Opera’s approach is to provide a browser that integrates with an array of so-called Web3 services. These include a decentralized exchange (Dex) for peer-to-peer trading of cryptocurrencies as well as decentralized applications, or dApps, that offer gaming, social media or financial services through a blockchain — all controlled through a non-custodial wallet, or a wallet to which the individual user owns the access keys, not a centralized company.
“The Web3 ecosystem is still nascent, but its potential for growth is truly massive,” Susie Batt, Crypto Ecosystem Lead at Opera, told Forkast in an email, likening Web3’s current stage of development to the early days of the internet before there was widespread realization of the transformative impact it would have.
The Norwegian company is partnering on its Web3 plans with Vietnam-based decentralized finance (DeFi) platform Coin98, which says on its website it has more than 2 million users.
Choosing Southeast Asia could be argued as an obvious choice, as Vietnam and Thailand trail just the U.S. in second and third spot in terms of global DeFi adoption, according to Chainalysis’ Global DeFi Adoption Index published in October last year. The region was also the epicenter of the play-to-earn craze that swept the crypto industry in 2021 with the runaway success of Axie Infinity.
“Southeast Asia was a natural choice,” Batt said. “As it stands today, it is one of the most active and thriving regions when it comes to mass adoption of blockchain and cryptocurrencies.”
Web3 proponents envision a decentralized internet where users control their own personal data and have the option of using digital currencies to support Web3 initiatives and projects, effectively gaining a community stakeholder say in developments.
“But to reap all these benefits, mass adoption of Web3 is required,” Batt added. “This is why it’s important to onboard users today.”

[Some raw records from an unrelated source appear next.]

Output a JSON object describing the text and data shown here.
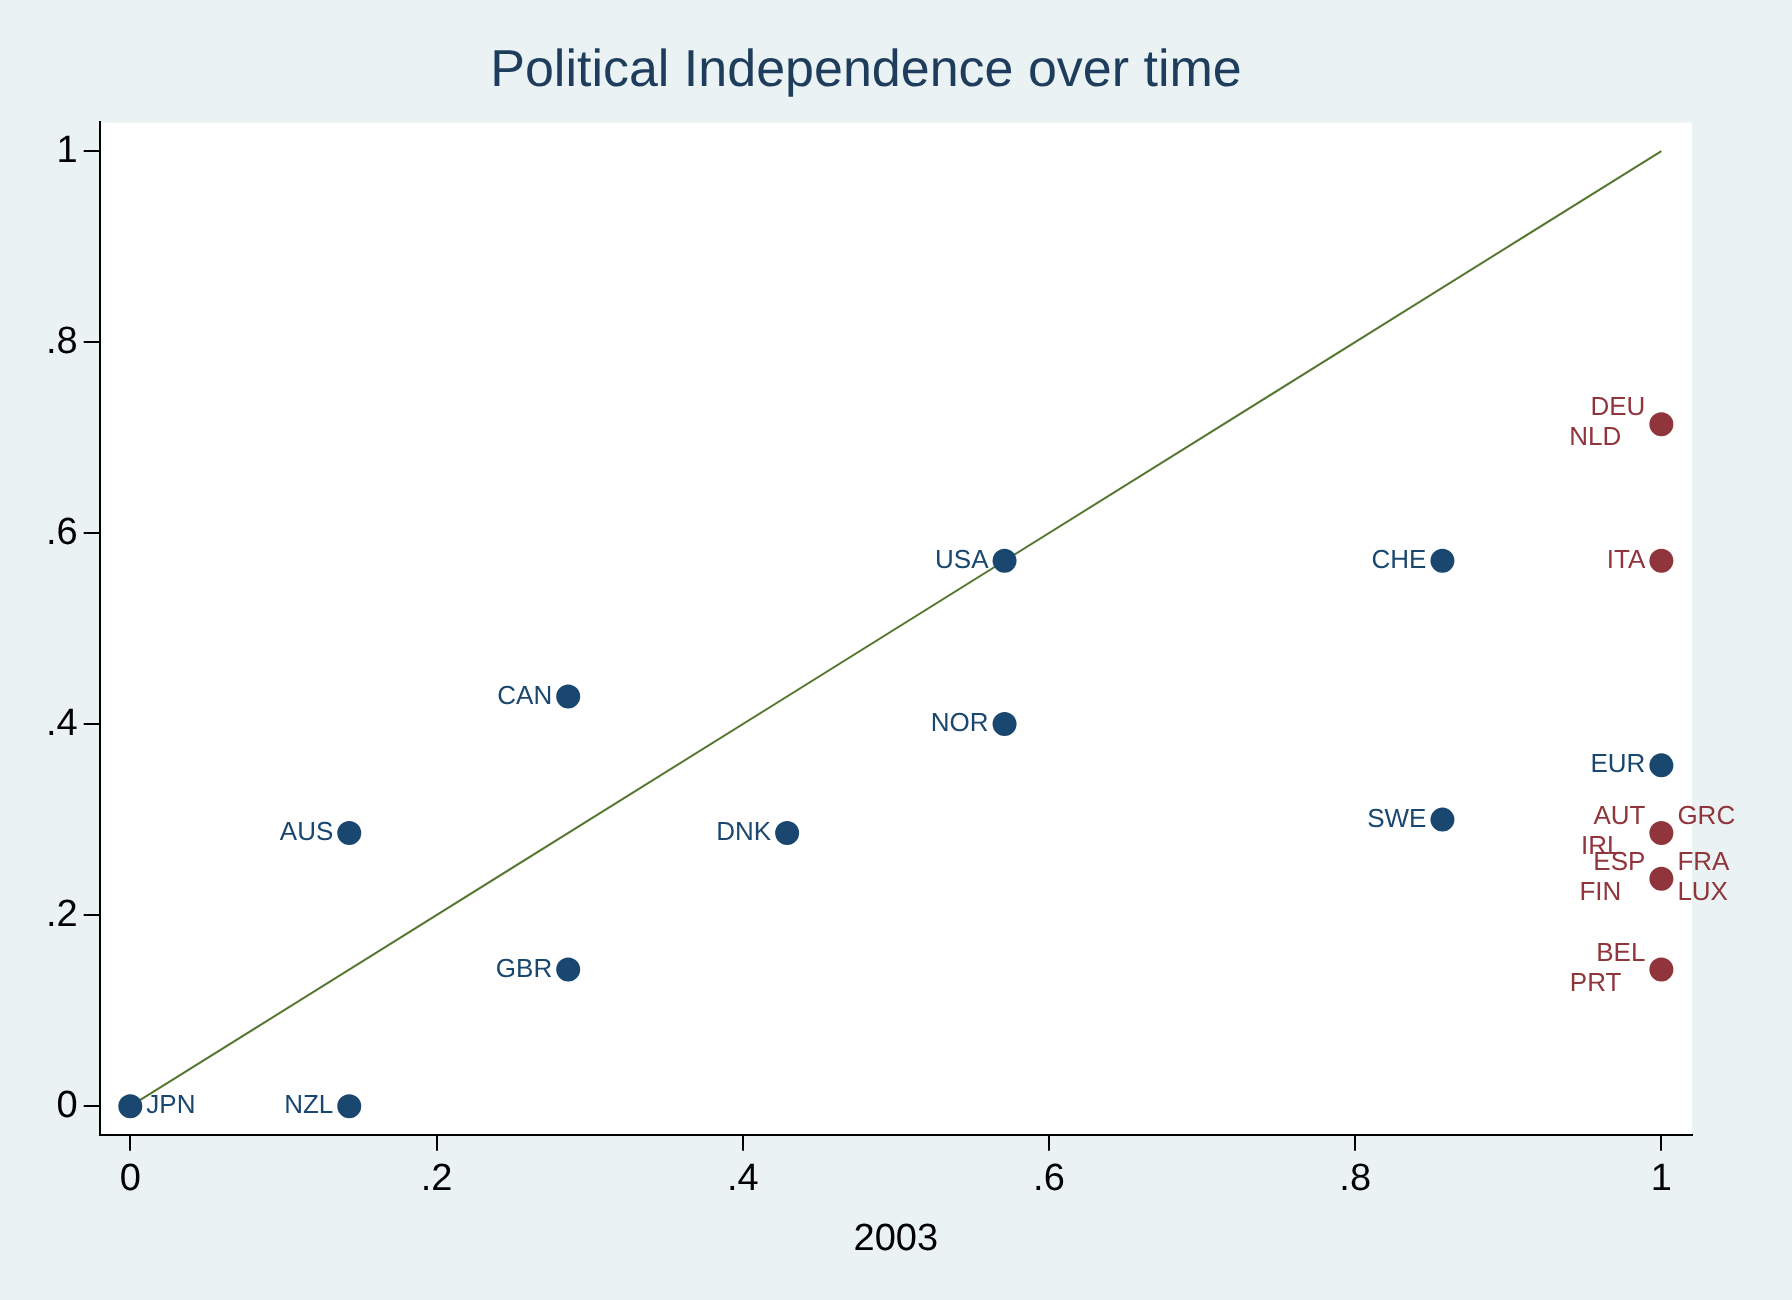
{
  "chart_data": {
    "type": "scatter",
    "title": "Political Independence over time",
    "xlabel": "2003",
    "xlim": [
      -0.02,
      1.02
    ],
    "ylim": [
      -0.03,
      1.03
    ],
    "xticks": [
      0,
      {
        "value": 0.2,
        "label": ".2"
      },
      {
        "value": 0.4,
        "label": ".4"
      },
      {
        "value": 0.6,
        "label": ".6"
      },
      {
        "value": 0.8,
        "label": ".8"
      },
      1
    ],
    "yticks": [
      0,
      {
        "value": 0.2,
        "label": ".2"
      },
      {
        "value": 0.4,
        "label": ".4"
      },
      {
        "value": 0.6,
        "label": ".6"
      },
      {
        "value": 0.8,
        "label": ".8"
      },
      1
    ],
    "marker": "circle",
    "series": [
      {
        "color": "#1a476f",
        "x": [
          0,
          0.143,
          0.143,
          0.286,
          0.286,
          0.429,
          0.571,
          0.571,
          0.857,
          0.857,
          1
        ],
        "values": [
          0,
          0,
          0.286,
          0.143,
          0.429,
          0.286,
          0.571,
          0.4,
          0.571,
          0.3,
          0.357
        ]
      },
      {
        "color": "#90353b",
        "x": [
          1,
          1,
          1,
          1,
          1
        ],
        "values": [
          0.714,
          0.571,
          0.286,
          0.238,
          0.143
        ]
      },
      {
        "type": "line",
        "color": "#55752f",
        "x": [
          0,
          1
        ],
        "values": [
          0,
          1
        ],
        "marker": "none"
      }
    ],
    "annotations": [
      {
        "text": "JPN",
        "x": 0,
        "y": 0
      },
      {
        "text": "NZL",
        "x": 0.143,
        "y": 0
      },
      {
        "text": "AUS",
        "x": 0.143,
        "y": 0.286
      },
      {
        "text": "GBR",
        "x": 0.286,
        "y": 0.143
      },
      {
        "text": "CAN",
        "x": 0.286,
        "y": 0.429
      },
      {
        "text": "DNK",
        "x": 0.429,
        "y": 0.286
      },
      {
        "text": "USA",
        "x": 0.571,
        "y": 0.571
      },
      {
        "text": "NOR",
        "x": 0.571,
        "y": 0.4
      },
      {
        "text": "CHE",
        "x": 0.857,
        "y": 0.571
      },
      {
        "text": "SWE",
        "x": 0.857,
        "y": 0.3
      },
      {
        "text": "EUR",
        "x": 1,
        "y": 0.357
      },
      {
        "text": "DEU",
        "x": 1,
        "y": 0.714
      },
      {
        "text": "NLD",
        "x": 1,
        "y": 0.714
      },
      {
        "text": "ITA",
        "x": 1,
        "y": 0.571
      },
      {
        "text": "AUT",
        "x": 1,
        "y": 0.286
      },
      {
        "text": "GRC",
        "x": 1,
        "y": 0.286
      },
      {
        "text": "IRL",
        "x": 1,
        "y": 0.286
      },
      {
        "text": "ESP",
        "x": 1,
        "y": 0.238
      },
      {
        "text": "FRA",
        "x": 1,
        "y": 0.238
      },
      {
        "text": "FIN",
        "x": 1,
        "y": 0.238
      },
      {
        "text": "LUX",
        "x": 1,
        "y": 0.238
      },
      {
        "text": "BEL",
        "x": 1,
        "y": 0.143
      },
      {
        "text": "PRT",
        "x": 1,
        "y": 0.143
      }
    ]
  }
}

Some Internet users already have access to and use Web3 applications, such as non-custodial cryptocurrency wallets like MetaMask, so it may not seem like a big deal to be integrating them into browsers.
But crypto natives familiar with such tools are still a small minority in the overall world of the Internet and the blockchain space needs to do much more to improve the user experience, said Luke Mulks, vice president of Business Operations at Brave Software, developer of the Brave web browser, which comes with an embedded crypto wallet for its more than 50 million active monthly users.
Users typically have to hop between different apps and “once you’ve done that, you’ve lost somebody already,” Mulks said.
“A lot of [our] focus has been on how can we really easily get people to fund their wallets?” Mulks said. “And then once they have funds in their wallets, [then] like here’s this new world of Web3 that we can start to introduce them to,” he said.
“One important thing for developers, especially when they’re looking at Web three, is to make sure that we’re not creating a better monster than the one we’re trying to get away from with Web two and traditional models,” Mulks added.
Brave on that front said it sifted through a lot of user research into what people want and runs extensive ad blockers on its browser. It also developed its own private advertising model, known as Brave Rewards, that users can opt in to see specific ads and earn a crypto known as Basic Attention Token, or BAT. The token can also be used by users to reward projects they support.
Batt at Opera repeated a refrain often heard about Web3, that it will offer multiple opportunities to innovate and disrupt and “the same goes for every other aspect of our online presence such as privacy,” she said.
“Ultimately, Web3 will level the playing field for everyone, allowing users to choose services and conditions that fit their needs best — while enabling a fair competitive environment for builders to create such platforms in the first place.”